Wet Seal


stayed on the comeback trail Friday, reporting a smaller first-quarter loss, thanks to increasing sales and improved margins.

The mall-based apparel retailer, which was snatched from the jaws of bankruptcy last year with the help of a well-known hedge fund, reported a loss of $8.6 million, or 23 cents a share. That marks an improvement from last year's loss of $20 million, or 66 cents a share, in the same quarter.

The company said the results include about $1.5 million in charges from stock compensation and interest expenses.

Wall Street analysts were expecting a loss of 41 cents a share, according to consensus estimates reported by Thomson First Call. Shares of Wet Seal were recently trading up 22 cents, or 5.7%, to $4.07.

The retailer suffered steep losses in sales and earnings in 2004, and its stock lost three quarters of its value. Steve Cohen's SAC Capital put up $40 million to shore up the company's cash position, brought in a new chief executive and closed 153 stores.
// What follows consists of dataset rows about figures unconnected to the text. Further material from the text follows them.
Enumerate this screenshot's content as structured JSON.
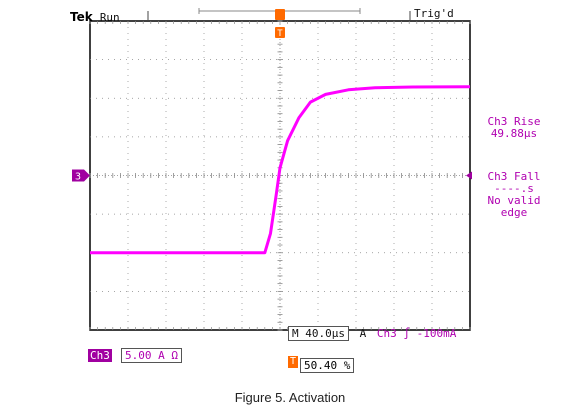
{
  "header": {
    "brand": "Tek",
    "acq_state": "Run",
    "trigger_status": "Trig'd"
  },
  "measurements": {
    "rise_label": "Ch3 Rise",
    "rise_value": "49.88µs",
    "fall_label": "Ch3 Fall",
    "fall_value": "----.s",
    "fall_note_1": "No valid",
    "fall_note_2": "edge"
  },
  "bottom": {
    "timebase": "M 40.0µs",
    "trigger_label": "A",
    "trigger_setting": "Ch3 ∫ -100mA",
    "channel": "Ch3",
    "channel_scale": "5.00 A Ω",
    "trigger_position": "50.40 %",
    "ground_marker": "3",
    "trigger_marker": "T"
  },
  "caption": "Figure 5. Activation",
  "colors": {
    "trace": "#ff00ff",
    "channel": "#a000a0",
    "trigger": "#ff6a00",
    "grid": "#888888",
    "frame": "#000000"
  },
  "chart_data": {
    "type": "line",
    "title": "",
    "xlabel": "",
    "ylabel": "",
    "x_unit_per_div": "40.0µs",
    "y_unit_per_div": "5.00 A",
    "x_divisions": 10,
    "y_divisions": 8,
    "xlim_div": [
      0,
      10
    ],
    "ylim_div": [
      -4,
      4
    ],
    "grid": true,
    "series": [
      {
        "points_div": [
          [
            0.0,
            -2.0
          ],
          [
            4.6,
            -2.0
          ],
          [
            4.75,
            -1.5
          ],
          [
            4.9,
            -0.5
          ],
          [
            5.0,
            0.2
          ],
          [
            5.2,
            0.9
          ],
          [
            5.5,
            1.5
          ],
          [
            5.8,
            1.9
          ],
          [
            6.2,
            2.1
          ],
          [
            6.8,
            2.22
          ],
          [
            7.5,
            2.27
          ],
          [
            8.5,
            2.29
          ],
          [
            10.0,
            2.3
          ]
        ]
      }
    ]
  }
}
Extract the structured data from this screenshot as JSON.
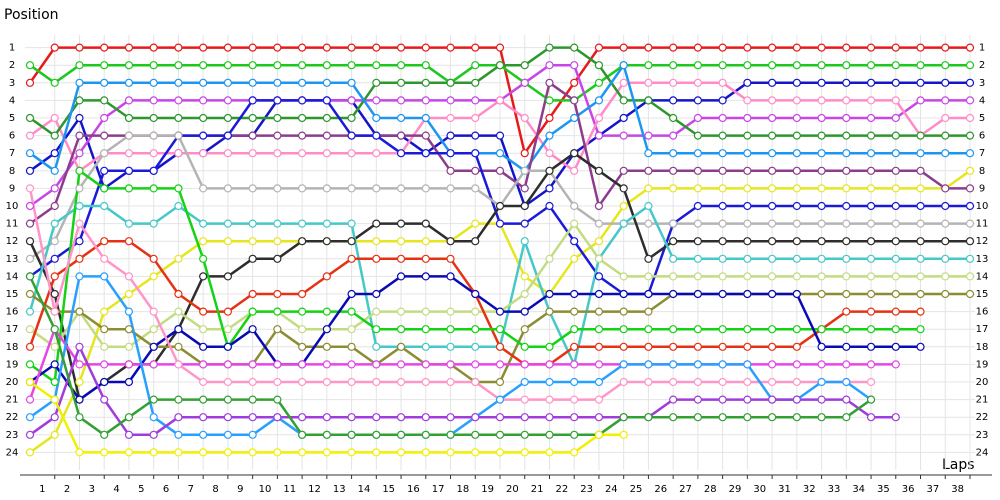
{
  "chart_data": {
    "type": "lap-chart",
    "y_label": "Position",
    "x_label": "Laps",
    "x": [
      0,
      1,
      2,
      3,
      4,
      5,
      6,
      7,
      8,
      9,
      10,
      11,
      12,
      13,
      14,
      15,
      16,
      17,
      18,
      19,
      20,
      21,
      22,
      23,
      24,
      25,
      26,
      27,
      28,
      29,
      30,
      31,
      32,
      33,
      34,
      35,
      36,
      37,
      38
    ],
    "xlim": [
      0,
      38
    ],
    "ylim": [
      0,
      25
    ],
    "y_inverted": true,
    "grid": true,
    "xticks": [
      1,
      2,
      3,
      4,
      5,
      6,
      7,
      8,
      9,
      10,
      11,
      12,
      13,
      14,
      15,
      16,
      17,
      18,
      19,
      20,
      21,
      22,
      23,
      24,
      25,
      26,
      27,
      28,
      29,
      30,
      31,
      32,
      33,
      34,
      35,
      36,
      37,
      38
    ],
    "yticks": [
      1,
      2,
      3,
      4,
      5,
      6,
      7,
      8,
      9,
      10,
      11,
      12,
      13,
      14,
      15,
      16,
      17,
      18,
      19,
      20,
      21,
      22,
      23,
      24
    ],
    "series": [
      {
        "color": "#e61a1a",
        "values": [
          3,
          1,
          1,
          1,
          1,
          1,
          1,
          1,
          1,
          1,
          1,
          1,
          1,
          1,
          1,
          1,
          1,
          1,
          1,
          1,
          7,
          5,
          3,
          1,
          1,
          1,
          1,
          1,
          1,
          1,
          1,
          1,
          1,
          1,
          1,
          1,
          1,
          1,
          1
        ]
      },
      {
        "color": "#1ec81e",
        "values": [
          2,
          3,
          2,
          2,
          2,
          2,
          2,
          2,
          2,
          2,
          2,
          2,
          2,
          2,
          2,
          2,
          2,
          3,
          2,
          2,
          3,
          4,
          4,
          3,
          2,
          2,
          2,
          2,
          2,
          2,
          2,
          2,
          2,
          2,
          2,
          2,
          2,
          2,
          2
        ]
      },
      {
        "color": "#1414c8",
        "values": [
          8,
          7,
          5,
          9,
          8,
          8,
          7,
          7,
          6,
          6,
          4,
          4,
          4,
          4,
          6,
          6,
          7,
          6,
          6,
          6,
          10,
          9,
          7,
          6,
          5,
          4,
          4,
          4,
          4,
          3,
          3,
          3,
          3,
          3,
          3,
          3,
          3,
          3,
          3
        ]
      },
      {
        "color": "#c846e6",
        "values": [
          10,
          9,
          7,
          5,
          4,
          4,
          4,
          4,
          4,
          4,
          4,
          4,
          4,
          4,
          4,
          4,
          4,
          4,
          4,
          4,
          3,
          2,
          2,
          6,
          6,
          6,
          6,
          5,
          5,
          5,
          5,
          5,
          5,
          5,
          5,
          5,
          4,
          4,
          4
        ]
      },
      {
        "color": "#ff8cc8",
        "values": [
          6,
          5,
          8,
          7,
          7,
          7,
          7,
          7,
          7,
          7,
          7,
          7,
          7,
          7,
          7,
          7,
          5,
          5,
          5,
          4,
          5,
          7,
          8,
          5,
          3,
          3,
          3,
          3,
          3,
          4,
          4,
          4,
          4,
          4,
          4,
          4,
          6,
          5,
          5
        ]
      },
      {
        "color": "#2d962d",
        "values": [
          5,
          6,
          4,
          4,
          5,
          5,
          5,
          5,
          5,
          5,
          5,
          5,
          5,
          5,
          3,
          3,
          3,
          3,
          3,
          2,
          2,
          1,
          1,
          2,
          4,
          4,
          5,
          6,
          6,
          6,
          6,
          6,
          6,
          6,
          6,
          6,
          6,
          6,
          6
        ]
      },
      {
        "color": "#1e96f0",
        "values": [
          7,
          8,
          3,
          3,
          3,
          3,
          3,
          3,
          3,
          3,
          3,
          3,
          3,
          3,
          5,
          5,
          5,
          7,
          7,
          7,
          8,
          6,
          5,
          4,
          2,
          7,
          7,
          7,
          7,
          7,
          7,
          7,
          7,
          7,
          7,
          7,
          7,
          7,
          7
        ]
      },
      {
        "color": "#e6e61e",
        "values": [
          24,
          23,
          20,
          16,
          15,
          14,
          13,
          12,
          12,
          12,
          12,
          12,
          12,
          12,
          12,
          12,
          12,
          12,
          11,
          11,
          14,
          15,
          13,
          12,
          10,
          9,
          9,
          9,
          9,
          9,
          9,
          9,
          9,
          9,
          9,
          9,
          9,
          9,
          8
        ]
      },
      {
        "color": "#8c3c8c",
        "values": [
          11,
          10,
          6,
          6,
          6,
          6,
          6,
          6,
          6,
          6,
          6,
          6,
          6,
          6,
          6,
          6,
          6,
          8,
          8,
          8,
          9,
          3,
          4,
          10,
          8,
          8,
          8,
          8,
          8,
          8,
          8,
          8,
          8,
          8,
          8,
          8,
          8,
          9,
          9
        ]
      },
      {
        "color": "#1a1ad8",
        "values": [
          14,
          13,
          12,
          8,
          8,
          8,
          6,
          6,
          6,
          4,
          4,
          4,
          4,
          6,
          6,
          7,
          7,
          7,
          7,
          11,
          11,
          10,
          12,
          14,
          15,
          15,
          11,
          10,
          10,
          10,
          10,
          10,
          10,
          10,
          10,
          10,
          10,
          10,
          10
        ]
      },
      {
        "color": "#b4b4b4",
        "values": [
          13,
          12,
          9,
          7,
          6,
          6,
          6,
          9,
          9,
          9,
          9,
          9,
          9,
          9,
          9,
          9,
          9,
          9,
          9,
          10,
          8,
          8,
          10,
          11,
          11,
          11,
          11,
          11,
          11,
          11,
          11,
          11,
          11,
          11,
          11,
          11,
          11,
          11,
          11
        ]
      },
      {
        "color": "#2d2d2d",
        "values": [
          12,
          15,
          21,
          20,
          19,
          19,
          17,
          14,
          14,
          13,
          13,
          12,
          12,
          12,
          11,
          11,
          11,
          12,
          12,
          10,
          10,
          8,
          7,
          8,
          9,
          13,
          12,
          12,
          12,
          12,
          12,
          12,
          12,
          12,
          12,
          12,
          12,
          12,
          12
        ]
      },
      {
        "color": "#46c8c8",
        "values": [
          16,
          11,
          10,
          10,
          11,
          11,
          10,
          11,
          11,
          11,
          11,
          11,
          11,
          11,
          18,
          18,
          18,
          18,
          18,
          18,
          12,
          16,
          19,
          13,
          11,
          10,
          13,
          13,
          13,
          13,
          13,
          13,
          13,
          13,
          13,
          13,
          13,
          13,
          13
        ]
      },
      {
        "color": "#c3dc82",
        "values": [
          17,
          18,
          16,
          18,
          18,
          17,
          16,
          17,
          17,
          16,
          16,
          17,
          17,
          17,
          16,
          16,
          16,
          16,
          16,
          16,
          15,
          13,
          11,
          13,
          14,
          14,
          14,
          14,
          14,
          14,
          14,
          14,
          14,
          14,
          14,
          14,
          14,
          14,
          14
        ]
      },
      {
        "color": "#8c8c32",
        "values": [
          15,
          16,
          16,
          17,
          17,
          18,
          18,
          19,
          19,
          19,
          17,
          18,
          18,
          18,
          19,
          18,
          19,
          19,
          20,
          20,
          17,
          16,
          16,
          16,
          16,
          16,
          15,
          15,
          15,
          15,
          15,
          15,
          15,
          15,
          15,
          15,
          15,
          15,
          15
        ]
      },
      {
        "color": "#e63214",
        "values": [
          18,
          14,
          13,
          12,
          12,
          13,
          15,
          16,
          16,
          15,
          15,
          15,
          14,
          13,
          13,
          13,
          13,
          13,
          15,
          18,
          19,
          19,
          18,
          18,
          18,
          18,
          18,
          18,
          18,
          18,
          18,
          18,
          17,
          16,
          16,
          16,
          16,
          null,
          null
        ]
      },
      {
        "color": "#14d214",
        "values": [
          19,
          20,
          8,
          9,
          9,
          9,
          9,
          13,
          18,
          16,
          16,
          16,
          16,
          16,
          17,
          17,
          17,
          17,
          17,
          17,
          18,
          18,
          17,
          17,
          17,
          17,
          17,
          17,
          17,
          17,
          17,
          17,
          17,
          17,
          17,
          17,
          17,
          null,
          null
        ]
      },
      {
        "color": "#0a0ab4",
        "values": [
          20,
          19,
          21,
          20,
          20,
          18,
          17,
          18,
          18,
          17,
          19,
          19,
          17,
          15,
          15,
          14,
          14,
          14,
          15,
          16,
          16,
          15,
          15,
          15,
          15,
          15,
          15,
          15,
          15,
          15,
          15,
          15,
          18,
          18,
          18,
          18,
          18,
          null,
          null
        ]
      },
      {
        "color": "#e646e6",
        "values": [
          21,
          17,
          19,
          19,
          19,
          19,
          19,
          19,
          19,
          19,
          19,
          19,
          19,
          19,
          19,
          19,
          19,
          19,
          19,
          19,
          19,
          19,
          19,
          19,
          19,
          19,
          19,
          19,
          19,
          19,
          19,
          19,
          19,
          19,
          19,
          19,
          null,
          null,
          null
        ]
      },
      {
        "color": "#ff96c8",
        "values": [
          9,
          16,
          11,
          13,
          14,
          16,
          19,
          20,
          20,
          20,
          20,
          20,
          20,
          20,
          20,
          20,
          20,
          20,
          20,
          21,
          21,
          21,
          21,
          21,
          20,
          20,
          20,
          20,
          20,
          20,
          20,
          20,
          20,
          20,
          20,
          null,
          null,
          null,
          null
        ]
      },
      {
        "color": "#28a0ff",
        "values": [
          22,
          21,
          14,
          14,
          16,
          22,
          23,
          23,
          23,
          23,
          22,
          23,
          23,
          23,
          23,
          23,
          23,
          23,
          22,
          21,
          20,
          20,
          20,
          20,
          19,
          19,
          19,
          19,
          19,
          19,
          21,
          21,
          20,
          20,
          21,
          null,
          null,
          null,
          null
        ]
      },
      {
        "color": "#a03cdc",
        "values": [
          23,
          22,
          18,
          21,
          23,
          23,
          22,
          22,
          22,
          22,
          22,
          22,
          22,
          22,
          22,
          22,
          22,
          22,
          22,
          22,
          22,
          22,
          22,
          22,
          22,
          22,
          21,
          21,
          21,
          21,
          21,
          21,
          21,
          21,
          22,
          22,
          null,
          null,
          null
        ]
      },
      {
        "color": "#32a032",
        "values": [
          14,
          17,
          22,
          23,
          22,
          21,
          21,
          21,
          21,
          21,
          21,
          23,
          23,
          23,
          23,
          23,
          23,
          23,
          23,
          23,
          23,
          23,
          23,
          23,
          22,
          22,
          22,
          22,
          22,
          22,
          22,
          22,
          22,
          22,
          21,
          null,
          null,
          null,
          null
        ]
      },
      {
        "color": "#f0f000",
        "values": [
          20,
          21,
          24,
          24,
          24,
          24,
          24,
          24,
          24,
          24,
          24,
          24,
          24,
          24,
          24,
          24,
          24,
          24,
          24,
          24,
          24,
          24,
          24,
          23,
          23,
          null,
          null,
          null,
          null,
          null,
          null,
          null,
          null,
          null,
          null,
          null,
          null,
          null,
          null
        ]
      }
    ]
  }
}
So far, these efforts have reversed sales trends. In the latest quarter, Wet Seal's net sales totaled $103.8 million, a 4% increase from last year's $99.9 million, despite closing 153 of its namesake stores. Same-store sales at locations open at least a year surged 29.8% last quarter, compared with a decrease of 17.2% the year before.

The retailer did not provide any sales or earnings guidance going forward.